Final action date movement has been slow in FY2021, despite the massive uptick in available visas that were recycled over from family-based immigration programs at the end of FY2020. Though the EB-5 Immigrant Investor Program has the capacity to grant nearly double the usual number of visas in FY2021, United States Citizenship and Immigrant Services (USCIS) has been reluctant to move the final action dates forward and actually issue these available visas, leading to fears that thousands of EB-5 visas will go to waste. However, if the U.S. Citizenship Act of 2021, a bill proposed by the Biden administration, is passed, it will allow immigration programs to retain allocated visas that they did not issue during a fiscal year, enabling the EB-5 program to save these valuable visas.
Chinese nationals involved in an EB-5 investment would particularly benefit from the retention of these visas. Chinese EB-5 investors have been subject to lengthy wait times since the emergence of the Chinese backlog in 2014, and the wait times have only gotten longer over the years.

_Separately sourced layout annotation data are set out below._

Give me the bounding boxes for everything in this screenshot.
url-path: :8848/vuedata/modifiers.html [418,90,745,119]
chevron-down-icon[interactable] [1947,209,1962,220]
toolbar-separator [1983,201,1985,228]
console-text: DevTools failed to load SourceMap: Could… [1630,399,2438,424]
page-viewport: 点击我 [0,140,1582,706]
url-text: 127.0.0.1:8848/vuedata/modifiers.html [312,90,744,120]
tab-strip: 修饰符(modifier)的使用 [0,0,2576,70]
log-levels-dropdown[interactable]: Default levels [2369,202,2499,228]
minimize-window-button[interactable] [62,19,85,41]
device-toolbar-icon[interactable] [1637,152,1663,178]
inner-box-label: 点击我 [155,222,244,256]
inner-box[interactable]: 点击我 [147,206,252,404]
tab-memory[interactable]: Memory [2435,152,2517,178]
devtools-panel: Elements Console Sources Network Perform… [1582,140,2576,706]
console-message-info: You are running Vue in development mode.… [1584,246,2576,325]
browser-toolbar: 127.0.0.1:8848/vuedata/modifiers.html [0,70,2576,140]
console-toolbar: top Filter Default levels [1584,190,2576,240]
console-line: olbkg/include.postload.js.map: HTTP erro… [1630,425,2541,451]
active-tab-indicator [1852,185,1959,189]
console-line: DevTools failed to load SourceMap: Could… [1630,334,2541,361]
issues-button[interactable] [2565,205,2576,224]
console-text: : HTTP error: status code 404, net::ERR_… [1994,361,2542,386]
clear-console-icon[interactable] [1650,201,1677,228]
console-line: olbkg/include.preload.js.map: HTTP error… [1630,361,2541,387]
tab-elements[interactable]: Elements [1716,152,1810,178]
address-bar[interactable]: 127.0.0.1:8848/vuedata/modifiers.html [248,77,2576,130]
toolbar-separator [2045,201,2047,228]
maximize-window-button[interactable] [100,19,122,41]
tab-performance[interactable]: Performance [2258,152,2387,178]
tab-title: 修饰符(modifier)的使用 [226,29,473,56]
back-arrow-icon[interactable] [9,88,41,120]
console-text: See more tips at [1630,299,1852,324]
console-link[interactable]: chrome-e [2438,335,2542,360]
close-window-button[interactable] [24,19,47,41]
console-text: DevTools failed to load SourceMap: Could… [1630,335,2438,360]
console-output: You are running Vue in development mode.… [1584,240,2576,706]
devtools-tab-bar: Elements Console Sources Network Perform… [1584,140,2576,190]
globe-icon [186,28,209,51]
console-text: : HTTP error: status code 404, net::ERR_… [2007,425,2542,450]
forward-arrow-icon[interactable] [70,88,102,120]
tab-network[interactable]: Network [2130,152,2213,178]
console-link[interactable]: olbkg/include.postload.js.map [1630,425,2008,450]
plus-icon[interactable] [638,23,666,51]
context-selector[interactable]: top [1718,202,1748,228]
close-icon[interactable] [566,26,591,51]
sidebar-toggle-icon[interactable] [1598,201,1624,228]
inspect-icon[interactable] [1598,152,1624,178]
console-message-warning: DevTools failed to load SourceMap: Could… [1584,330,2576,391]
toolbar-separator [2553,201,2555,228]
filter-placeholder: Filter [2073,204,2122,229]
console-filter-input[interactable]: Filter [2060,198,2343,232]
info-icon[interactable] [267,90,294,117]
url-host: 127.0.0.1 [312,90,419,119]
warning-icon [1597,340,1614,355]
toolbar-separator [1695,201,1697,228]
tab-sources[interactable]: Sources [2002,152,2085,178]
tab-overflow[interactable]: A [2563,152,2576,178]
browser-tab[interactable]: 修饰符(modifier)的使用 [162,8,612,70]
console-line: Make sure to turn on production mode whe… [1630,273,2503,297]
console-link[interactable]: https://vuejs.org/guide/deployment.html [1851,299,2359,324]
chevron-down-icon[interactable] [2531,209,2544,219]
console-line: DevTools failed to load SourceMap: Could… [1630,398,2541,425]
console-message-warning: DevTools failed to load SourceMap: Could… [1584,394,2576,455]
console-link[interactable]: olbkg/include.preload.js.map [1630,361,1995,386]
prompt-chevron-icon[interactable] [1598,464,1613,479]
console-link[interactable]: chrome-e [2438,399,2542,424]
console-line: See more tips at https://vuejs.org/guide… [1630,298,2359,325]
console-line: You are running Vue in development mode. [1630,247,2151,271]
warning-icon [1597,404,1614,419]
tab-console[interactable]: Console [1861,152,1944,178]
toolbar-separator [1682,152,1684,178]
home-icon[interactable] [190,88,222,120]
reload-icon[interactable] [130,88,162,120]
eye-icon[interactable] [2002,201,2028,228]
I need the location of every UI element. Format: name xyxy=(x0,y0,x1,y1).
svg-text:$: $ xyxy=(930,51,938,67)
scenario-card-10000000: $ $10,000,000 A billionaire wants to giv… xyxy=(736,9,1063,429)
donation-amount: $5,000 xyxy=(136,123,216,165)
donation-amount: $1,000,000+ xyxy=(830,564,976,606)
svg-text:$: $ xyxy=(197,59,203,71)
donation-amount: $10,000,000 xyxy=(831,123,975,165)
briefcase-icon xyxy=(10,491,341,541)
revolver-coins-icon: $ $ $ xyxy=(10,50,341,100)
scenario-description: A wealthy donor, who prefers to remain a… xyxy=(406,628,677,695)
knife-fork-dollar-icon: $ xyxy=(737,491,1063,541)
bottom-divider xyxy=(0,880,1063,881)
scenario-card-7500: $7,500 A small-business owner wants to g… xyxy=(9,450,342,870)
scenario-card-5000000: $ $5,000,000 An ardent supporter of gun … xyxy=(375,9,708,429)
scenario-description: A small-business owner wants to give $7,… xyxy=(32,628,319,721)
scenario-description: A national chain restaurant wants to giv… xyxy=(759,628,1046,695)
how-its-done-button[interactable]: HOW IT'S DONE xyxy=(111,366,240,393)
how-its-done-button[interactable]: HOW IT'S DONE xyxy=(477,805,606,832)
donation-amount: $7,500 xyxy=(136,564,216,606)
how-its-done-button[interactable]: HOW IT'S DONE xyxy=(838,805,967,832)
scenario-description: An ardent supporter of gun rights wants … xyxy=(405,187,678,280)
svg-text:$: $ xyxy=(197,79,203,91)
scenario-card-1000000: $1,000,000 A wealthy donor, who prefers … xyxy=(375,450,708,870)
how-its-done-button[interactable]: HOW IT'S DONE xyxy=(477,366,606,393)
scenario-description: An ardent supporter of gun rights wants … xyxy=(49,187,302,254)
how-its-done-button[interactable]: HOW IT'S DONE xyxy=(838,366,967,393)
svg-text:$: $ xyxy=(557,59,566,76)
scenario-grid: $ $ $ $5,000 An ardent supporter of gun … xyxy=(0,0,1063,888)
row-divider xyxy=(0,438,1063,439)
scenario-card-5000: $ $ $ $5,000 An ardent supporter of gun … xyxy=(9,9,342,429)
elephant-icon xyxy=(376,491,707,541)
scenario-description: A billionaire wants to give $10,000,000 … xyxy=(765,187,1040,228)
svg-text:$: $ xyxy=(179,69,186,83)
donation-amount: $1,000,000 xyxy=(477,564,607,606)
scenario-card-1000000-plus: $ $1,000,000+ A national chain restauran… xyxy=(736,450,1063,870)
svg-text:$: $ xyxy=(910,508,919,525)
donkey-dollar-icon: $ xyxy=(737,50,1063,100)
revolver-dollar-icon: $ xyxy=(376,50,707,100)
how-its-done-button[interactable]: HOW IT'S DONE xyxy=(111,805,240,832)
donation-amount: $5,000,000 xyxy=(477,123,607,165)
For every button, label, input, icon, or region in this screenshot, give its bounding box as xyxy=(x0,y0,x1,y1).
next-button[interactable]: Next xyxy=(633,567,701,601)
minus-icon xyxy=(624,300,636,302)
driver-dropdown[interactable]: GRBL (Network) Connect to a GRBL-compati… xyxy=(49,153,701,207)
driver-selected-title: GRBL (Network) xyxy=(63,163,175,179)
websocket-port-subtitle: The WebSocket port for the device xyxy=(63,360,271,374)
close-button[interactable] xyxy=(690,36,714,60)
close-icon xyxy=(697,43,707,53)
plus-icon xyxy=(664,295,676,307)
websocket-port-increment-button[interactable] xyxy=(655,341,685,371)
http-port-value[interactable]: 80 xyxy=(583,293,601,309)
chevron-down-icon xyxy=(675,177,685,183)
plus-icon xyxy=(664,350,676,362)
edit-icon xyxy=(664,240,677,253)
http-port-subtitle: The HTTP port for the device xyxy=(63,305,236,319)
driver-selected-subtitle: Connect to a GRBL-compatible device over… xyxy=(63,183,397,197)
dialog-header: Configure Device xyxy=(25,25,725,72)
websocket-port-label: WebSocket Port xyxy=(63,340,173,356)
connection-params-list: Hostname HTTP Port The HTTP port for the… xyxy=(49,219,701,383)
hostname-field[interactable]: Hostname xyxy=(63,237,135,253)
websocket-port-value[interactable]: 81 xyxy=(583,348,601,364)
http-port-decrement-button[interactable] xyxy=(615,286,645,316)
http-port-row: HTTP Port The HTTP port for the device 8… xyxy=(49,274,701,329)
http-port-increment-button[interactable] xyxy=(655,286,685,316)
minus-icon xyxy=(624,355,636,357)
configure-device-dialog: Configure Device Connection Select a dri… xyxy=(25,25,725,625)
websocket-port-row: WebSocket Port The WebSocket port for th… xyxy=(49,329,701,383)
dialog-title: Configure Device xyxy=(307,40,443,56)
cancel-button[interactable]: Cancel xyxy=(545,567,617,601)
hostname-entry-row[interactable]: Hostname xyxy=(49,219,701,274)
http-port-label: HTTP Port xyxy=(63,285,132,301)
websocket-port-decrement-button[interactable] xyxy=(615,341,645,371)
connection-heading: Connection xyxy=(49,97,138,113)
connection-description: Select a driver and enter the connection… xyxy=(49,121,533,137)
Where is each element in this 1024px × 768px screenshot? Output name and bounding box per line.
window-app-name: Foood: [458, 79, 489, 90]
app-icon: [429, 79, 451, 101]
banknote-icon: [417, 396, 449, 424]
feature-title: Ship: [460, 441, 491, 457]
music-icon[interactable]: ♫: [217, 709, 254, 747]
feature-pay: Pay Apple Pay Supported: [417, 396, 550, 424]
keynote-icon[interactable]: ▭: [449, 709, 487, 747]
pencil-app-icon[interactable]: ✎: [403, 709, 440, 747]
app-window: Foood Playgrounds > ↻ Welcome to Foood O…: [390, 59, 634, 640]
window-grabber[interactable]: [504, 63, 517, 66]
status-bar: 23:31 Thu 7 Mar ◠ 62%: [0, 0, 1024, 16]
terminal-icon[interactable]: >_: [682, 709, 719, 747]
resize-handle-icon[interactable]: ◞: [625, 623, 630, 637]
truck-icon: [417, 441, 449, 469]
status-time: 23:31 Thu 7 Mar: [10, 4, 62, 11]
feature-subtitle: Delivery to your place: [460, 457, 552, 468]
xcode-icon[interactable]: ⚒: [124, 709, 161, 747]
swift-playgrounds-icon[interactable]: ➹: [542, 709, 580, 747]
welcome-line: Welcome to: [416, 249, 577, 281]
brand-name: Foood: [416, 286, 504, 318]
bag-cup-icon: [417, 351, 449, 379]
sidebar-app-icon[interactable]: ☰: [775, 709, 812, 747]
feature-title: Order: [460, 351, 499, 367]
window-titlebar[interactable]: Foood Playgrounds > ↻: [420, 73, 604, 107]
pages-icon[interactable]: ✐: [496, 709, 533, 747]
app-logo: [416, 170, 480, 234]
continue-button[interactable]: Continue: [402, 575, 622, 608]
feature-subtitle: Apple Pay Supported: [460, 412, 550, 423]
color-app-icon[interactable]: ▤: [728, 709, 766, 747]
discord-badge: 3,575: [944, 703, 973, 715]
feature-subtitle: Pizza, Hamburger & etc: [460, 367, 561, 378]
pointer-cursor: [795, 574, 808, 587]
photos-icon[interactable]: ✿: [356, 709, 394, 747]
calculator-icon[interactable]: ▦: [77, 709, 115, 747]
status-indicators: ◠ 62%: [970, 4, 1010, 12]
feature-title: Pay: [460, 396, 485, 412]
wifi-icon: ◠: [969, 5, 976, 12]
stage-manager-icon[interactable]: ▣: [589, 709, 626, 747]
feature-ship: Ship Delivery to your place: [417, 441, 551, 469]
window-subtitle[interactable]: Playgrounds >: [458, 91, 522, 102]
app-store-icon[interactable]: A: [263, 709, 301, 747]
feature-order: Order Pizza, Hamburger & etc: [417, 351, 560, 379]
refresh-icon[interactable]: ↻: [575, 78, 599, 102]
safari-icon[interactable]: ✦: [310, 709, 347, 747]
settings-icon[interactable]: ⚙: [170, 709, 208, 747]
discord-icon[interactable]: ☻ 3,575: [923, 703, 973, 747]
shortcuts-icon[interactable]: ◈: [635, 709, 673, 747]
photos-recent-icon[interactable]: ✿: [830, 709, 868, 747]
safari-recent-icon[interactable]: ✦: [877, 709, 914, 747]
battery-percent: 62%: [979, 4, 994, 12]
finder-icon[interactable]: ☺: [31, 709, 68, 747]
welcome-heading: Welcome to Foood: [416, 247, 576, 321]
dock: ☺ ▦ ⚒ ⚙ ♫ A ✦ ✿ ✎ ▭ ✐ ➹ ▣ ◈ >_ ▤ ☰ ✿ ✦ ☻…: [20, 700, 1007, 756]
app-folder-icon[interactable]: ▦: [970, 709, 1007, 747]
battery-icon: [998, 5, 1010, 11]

Now, hampered by the destruction caused by the COVID-19 pandemic, the Chinese final action date has remained motionless since September 2020, and unfortunately, it’s likely to stay that way for the rest of FY2021, according to Charles Oppenheim, who oversees the Visa Control and Reporting Division at the U.S. Department of State. Of the estimated 6,000 Chinese EB5 investment participants and their family members with I-526 petition approval and a current priority date awaiting visas as of November 2020, only 3,000 are estimated to receive a coveted EB-5 visa in FY2021.
China’s final action date is listed as August 15, 2015, in the April 2021 Visa Bulletin—but the problem is that it was in the same position in the September 2020 Visa Bulletin. Eight months later, the Chinese final action date has failed to move by even a single week, plunging Chinese EB-5 investment participants into a wait of unknown duration. The U.S. Citizenship Act of 2021 is the one glimmer of hope on the horizon, as it would not only reuse unissued visas in the next fiscal year but also remove restrictive country-based visa caps and exempt EB-5 investor family members from the pool of available EB-5 visas. If the comprehensive USCIS overhaul comes to pass, the situation for EB5 investment participants—especially those from China—will improve significantly.
As for Vietnamese EB-5 investment participants, the situation is much better, though still far from the much-desired “current” status India has enjoyed since July 2020. Vietnamese EB-5 investors with priority dates earlier than December 15, 2017, can expect to finally move forward with their U.S. permanent residency application, with the final action date advancing nearly two months from the previous October 22, 2017. Does this move signal faster final action date advancement going forward? Only time will tell.
While Chinese EB-5 investors whose priority date is later than August 15, 2015, are not eligible to receive EB-5 visas—and likely won’t be for quite a while—those whose priority date is later than December 15, 2015, are not even permitted to file for their visa. Thousands of Chinese nationals with active EB-5 investments have been waiting nearly five and a half years just to submit their EB-5 visa application, and with the grim prediction from Oppenheim, that may well turn into an entire six years. The Chinese date for filing has not budged since March 2020, largely seen as the beginning of the COVID-19 crisis, and it likely won’t move before the Chinese final action date does, so Chinese EB-5 investors can expect their long wait to continue a while yet.